Modernizing Your Messaging Infrastructure

How to get more from your e-mail system.

by Greg Olsen

Our world economy is in turmoil, affecting corporate budgets of all sizes. Declining revenues and a lack of pricing power are forcing firms to lower expenses, which means budgets are being slashed in every area of business operations. IT departments are no exception. Reducing operating expenses while maintaining high service levels (or even expanding capabilities) seems an impossible task, yet such is not the case. This article explores how you can do more with less with your e-mail system; we will dissect the best practices for modernizing the messaging infrastructure that will help you optimize your e-mail systems and get the most bang from your budget.

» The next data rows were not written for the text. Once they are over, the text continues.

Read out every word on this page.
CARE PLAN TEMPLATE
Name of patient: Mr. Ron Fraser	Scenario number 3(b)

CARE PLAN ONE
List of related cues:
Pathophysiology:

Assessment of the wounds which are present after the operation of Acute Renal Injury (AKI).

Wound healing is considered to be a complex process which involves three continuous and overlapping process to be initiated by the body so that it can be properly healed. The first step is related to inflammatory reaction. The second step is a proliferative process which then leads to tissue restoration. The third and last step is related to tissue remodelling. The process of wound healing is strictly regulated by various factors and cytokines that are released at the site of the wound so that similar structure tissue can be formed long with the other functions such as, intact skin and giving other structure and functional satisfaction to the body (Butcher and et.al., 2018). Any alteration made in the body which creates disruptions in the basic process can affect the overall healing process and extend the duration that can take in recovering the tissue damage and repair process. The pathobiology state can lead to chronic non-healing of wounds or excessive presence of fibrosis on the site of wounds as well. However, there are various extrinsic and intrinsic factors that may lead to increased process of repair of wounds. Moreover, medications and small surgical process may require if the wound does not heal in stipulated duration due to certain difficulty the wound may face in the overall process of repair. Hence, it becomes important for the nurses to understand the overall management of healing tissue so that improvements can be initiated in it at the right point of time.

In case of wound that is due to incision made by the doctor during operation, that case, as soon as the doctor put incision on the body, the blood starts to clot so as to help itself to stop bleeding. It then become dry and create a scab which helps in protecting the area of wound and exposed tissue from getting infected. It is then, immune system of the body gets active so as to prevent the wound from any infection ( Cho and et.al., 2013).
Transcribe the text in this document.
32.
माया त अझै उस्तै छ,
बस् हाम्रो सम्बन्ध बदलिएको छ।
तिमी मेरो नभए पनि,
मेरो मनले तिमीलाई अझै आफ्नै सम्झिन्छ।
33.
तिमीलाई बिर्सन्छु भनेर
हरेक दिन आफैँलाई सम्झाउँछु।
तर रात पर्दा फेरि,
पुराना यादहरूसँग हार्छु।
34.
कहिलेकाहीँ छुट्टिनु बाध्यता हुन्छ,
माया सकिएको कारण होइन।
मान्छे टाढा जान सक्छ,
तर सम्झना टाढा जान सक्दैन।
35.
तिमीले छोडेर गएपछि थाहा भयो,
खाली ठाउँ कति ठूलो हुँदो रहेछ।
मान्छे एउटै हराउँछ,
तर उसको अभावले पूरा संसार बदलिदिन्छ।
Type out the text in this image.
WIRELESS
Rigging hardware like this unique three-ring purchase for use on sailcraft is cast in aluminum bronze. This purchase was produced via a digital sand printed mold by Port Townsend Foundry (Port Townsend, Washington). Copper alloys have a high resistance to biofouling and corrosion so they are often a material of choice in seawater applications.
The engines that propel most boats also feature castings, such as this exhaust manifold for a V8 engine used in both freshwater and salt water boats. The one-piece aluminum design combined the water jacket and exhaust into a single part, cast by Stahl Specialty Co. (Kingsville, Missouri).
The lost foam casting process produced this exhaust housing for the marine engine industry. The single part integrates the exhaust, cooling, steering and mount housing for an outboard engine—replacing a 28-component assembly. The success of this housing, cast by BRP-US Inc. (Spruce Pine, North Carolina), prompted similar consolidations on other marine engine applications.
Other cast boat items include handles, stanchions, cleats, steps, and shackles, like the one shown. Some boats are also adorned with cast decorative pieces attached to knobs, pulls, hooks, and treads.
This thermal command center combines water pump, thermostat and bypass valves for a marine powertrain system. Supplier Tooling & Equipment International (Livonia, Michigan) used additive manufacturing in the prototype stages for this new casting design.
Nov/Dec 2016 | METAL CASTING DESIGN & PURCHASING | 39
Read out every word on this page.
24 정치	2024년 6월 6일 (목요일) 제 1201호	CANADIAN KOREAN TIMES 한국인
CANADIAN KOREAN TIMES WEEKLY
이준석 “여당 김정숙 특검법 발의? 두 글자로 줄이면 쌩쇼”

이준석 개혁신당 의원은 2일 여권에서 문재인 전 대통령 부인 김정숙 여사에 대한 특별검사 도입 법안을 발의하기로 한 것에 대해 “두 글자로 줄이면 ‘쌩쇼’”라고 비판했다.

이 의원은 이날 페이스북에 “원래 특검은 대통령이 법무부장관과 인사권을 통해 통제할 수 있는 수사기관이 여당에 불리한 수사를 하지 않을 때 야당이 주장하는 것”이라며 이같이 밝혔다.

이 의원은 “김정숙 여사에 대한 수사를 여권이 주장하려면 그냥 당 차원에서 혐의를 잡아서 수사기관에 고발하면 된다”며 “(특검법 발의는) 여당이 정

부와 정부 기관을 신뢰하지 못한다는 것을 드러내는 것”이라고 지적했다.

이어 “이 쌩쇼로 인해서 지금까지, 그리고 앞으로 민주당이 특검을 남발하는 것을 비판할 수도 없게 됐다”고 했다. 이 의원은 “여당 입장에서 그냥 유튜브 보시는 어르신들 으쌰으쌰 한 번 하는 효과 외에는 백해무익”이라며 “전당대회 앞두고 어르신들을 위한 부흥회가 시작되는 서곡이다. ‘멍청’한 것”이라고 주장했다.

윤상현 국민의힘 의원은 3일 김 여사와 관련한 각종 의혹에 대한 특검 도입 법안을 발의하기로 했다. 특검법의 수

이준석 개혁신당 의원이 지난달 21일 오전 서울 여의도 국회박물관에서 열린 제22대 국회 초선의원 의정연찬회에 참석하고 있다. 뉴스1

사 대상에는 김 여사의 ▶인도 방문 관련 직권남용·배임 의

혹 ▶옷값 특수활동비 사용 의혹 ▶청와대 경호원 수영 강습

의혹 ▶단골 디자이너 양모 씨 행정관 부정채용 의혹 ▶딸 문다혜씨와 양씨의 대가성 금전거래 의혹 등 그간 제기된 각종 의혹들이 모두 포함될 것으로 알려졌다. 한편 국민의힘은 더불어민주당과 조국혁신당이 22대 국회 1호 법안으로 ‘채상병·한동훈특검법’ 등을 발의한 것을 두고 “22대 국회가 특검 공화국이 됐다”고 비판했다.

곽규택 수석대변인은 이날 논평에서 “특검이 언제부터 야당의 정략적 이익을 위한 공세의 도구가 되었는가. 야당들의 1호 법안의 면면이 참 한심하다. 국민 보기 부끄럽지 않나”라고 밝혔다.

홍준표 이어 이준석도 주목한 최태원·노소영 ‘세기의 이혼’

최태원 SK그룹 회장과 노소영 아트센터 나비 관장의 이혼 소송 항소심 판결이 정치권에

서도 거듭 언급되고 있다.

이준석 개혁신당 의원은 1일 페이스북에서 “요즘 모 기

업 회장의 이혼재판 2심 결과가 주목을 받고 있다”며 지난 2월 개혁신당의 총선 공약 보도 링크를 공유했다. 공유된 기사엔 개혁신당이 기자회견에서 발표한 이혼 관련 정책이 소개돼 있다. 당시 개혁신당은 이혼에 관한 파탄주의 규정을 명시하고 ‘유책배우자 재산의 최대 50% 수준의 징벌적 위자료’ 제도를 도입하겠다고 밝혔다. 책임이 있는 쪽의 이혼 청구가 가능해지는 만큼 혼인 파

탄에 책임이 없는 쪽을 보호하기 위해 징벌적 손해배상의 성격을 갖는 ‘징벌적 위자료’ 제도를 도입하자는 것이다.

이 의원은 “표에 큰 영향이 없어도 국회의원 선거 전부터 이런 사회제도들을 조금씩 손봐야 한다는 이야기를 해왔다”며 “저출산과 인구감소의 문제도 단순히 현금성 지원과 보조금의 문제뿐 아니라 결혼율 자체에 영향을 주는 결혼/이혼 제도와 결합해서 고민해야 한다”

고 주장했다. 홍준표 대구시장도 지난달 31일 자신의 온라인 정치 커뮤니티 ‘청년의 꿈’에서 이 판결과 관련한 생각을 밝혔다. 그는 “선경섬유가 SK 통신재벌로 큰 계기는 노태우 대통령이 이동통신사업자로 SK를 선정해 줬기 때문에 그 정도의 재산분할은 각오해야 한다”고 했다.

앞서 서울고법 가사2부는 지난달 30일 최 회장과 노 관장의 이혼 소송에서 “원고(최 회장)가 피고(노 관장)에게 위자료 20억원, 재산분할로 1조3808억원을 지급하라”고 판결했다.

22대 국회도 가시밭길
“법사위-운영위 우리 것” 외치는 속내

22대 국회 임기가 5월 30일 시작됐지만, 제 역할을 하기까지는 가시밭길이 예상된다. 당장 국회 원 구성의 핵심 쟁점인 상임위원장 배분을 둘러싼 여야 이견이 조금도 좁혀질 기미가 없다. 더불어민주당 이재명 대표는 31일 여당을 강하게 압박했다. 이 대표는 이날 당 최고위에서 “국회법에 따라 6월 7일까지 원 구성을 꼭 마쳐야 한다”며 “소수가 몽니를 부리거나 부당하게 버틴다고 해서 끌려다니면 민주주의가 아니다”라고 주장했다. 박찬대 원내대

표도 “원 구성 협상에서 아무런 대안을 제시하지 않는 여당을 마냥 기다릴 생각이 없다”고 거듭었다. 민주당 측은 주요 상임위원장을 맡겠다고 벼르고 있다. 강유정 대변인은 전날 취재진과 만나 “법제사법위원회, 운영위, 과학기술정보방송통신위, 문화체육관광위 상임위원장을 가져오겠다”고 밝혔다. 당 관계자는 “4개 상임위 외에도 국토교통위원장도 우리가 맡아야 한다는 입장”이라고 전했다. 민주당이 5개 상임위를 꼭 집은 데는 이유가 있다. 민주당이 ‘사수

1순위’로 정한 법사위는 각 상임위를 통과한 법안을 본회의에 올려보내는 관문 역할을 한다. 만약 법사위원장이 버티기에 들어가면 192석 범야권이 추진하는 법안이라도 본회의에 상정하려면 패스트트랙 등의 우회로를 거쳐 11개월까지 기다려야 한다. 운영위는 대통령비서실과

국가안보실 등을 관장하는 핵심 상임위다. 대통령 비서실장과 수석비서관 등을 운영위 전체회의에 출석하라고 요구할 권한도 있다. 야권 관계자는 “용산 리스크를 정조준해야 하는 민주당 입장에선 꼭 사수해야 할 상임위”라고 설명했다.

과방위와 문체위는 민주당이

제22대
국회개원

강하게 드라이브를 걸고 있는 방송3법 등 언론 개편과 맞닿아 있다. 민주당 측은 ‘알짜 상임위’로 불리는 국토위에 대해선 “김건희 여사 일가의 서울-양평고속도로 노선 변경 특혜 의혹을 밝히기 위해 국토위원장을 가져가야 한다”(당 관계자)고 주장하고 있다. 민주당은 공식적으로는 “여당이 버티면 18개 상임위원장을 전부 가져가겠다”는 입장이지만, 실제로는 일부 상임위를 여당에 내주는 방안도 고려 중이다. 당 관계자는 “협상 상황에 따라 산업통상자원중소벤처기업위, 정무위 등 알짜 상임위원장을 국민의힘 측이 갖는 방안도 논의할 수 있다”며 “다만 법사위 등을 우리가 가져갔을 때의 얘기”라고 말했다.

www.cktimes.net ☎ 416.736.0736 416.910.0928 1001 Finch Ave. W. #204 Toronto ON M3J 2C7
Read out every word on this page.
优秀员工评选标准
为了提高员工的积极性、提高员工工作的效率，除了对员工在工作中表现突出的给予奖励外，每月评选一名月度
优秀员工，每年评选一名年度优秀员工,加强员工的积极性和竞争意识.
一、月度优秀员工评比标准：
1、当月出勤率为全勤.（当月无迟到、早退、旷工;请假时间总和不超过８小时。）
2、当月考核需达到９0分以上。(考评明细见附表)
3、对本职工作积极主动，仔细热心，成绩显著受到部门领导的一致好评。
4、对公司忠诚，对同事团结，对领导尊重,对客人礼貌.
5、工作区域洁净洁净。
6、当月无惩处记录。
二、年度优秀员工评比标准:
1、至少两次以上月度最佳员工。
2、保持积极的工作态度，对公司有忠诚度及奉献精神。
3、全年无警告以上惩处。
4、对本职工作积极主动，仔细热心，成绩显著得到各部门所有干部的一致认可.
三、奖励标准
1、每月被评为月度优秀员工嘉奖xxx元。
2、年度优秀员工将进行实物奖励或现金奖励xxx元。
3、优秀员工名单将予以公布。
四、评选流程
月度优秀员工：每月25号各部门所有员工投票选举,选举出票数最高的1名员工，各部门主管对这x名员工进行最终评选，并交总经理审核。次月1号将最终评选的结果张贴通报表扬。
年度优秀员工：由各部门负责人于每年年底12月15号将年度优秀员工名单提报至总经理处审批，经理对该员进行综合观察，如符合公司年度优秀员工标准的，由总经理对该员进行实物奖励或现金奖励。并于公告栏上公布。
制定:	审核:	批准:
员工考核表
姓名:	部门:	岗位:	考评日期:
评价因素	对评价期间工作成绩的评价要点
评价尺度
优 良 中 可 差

Current messaging infrastructures have grown organically over the years, and there are many (often unrealized) opportunities for corporations to reduce operating expenses by re-architecting their messaging infrastructure, including: eliminating duplication, unnecessary vendors, simplifying the mail flows, and replacing obsolete systems that have accumulated over time.

The Evolution of E-mail

From the time the Internet was opened to commercial use in 1985, until roughly 1995, the primary concern addressed by Internet e-mail solutions was reliable delivery of e-mail messages. At the time, the technologies deployed were primarily software on UNIX systems, which seemed like a logical choice because the first implementations of SMTP e-mail were developed on and distributed with various UNIX systems.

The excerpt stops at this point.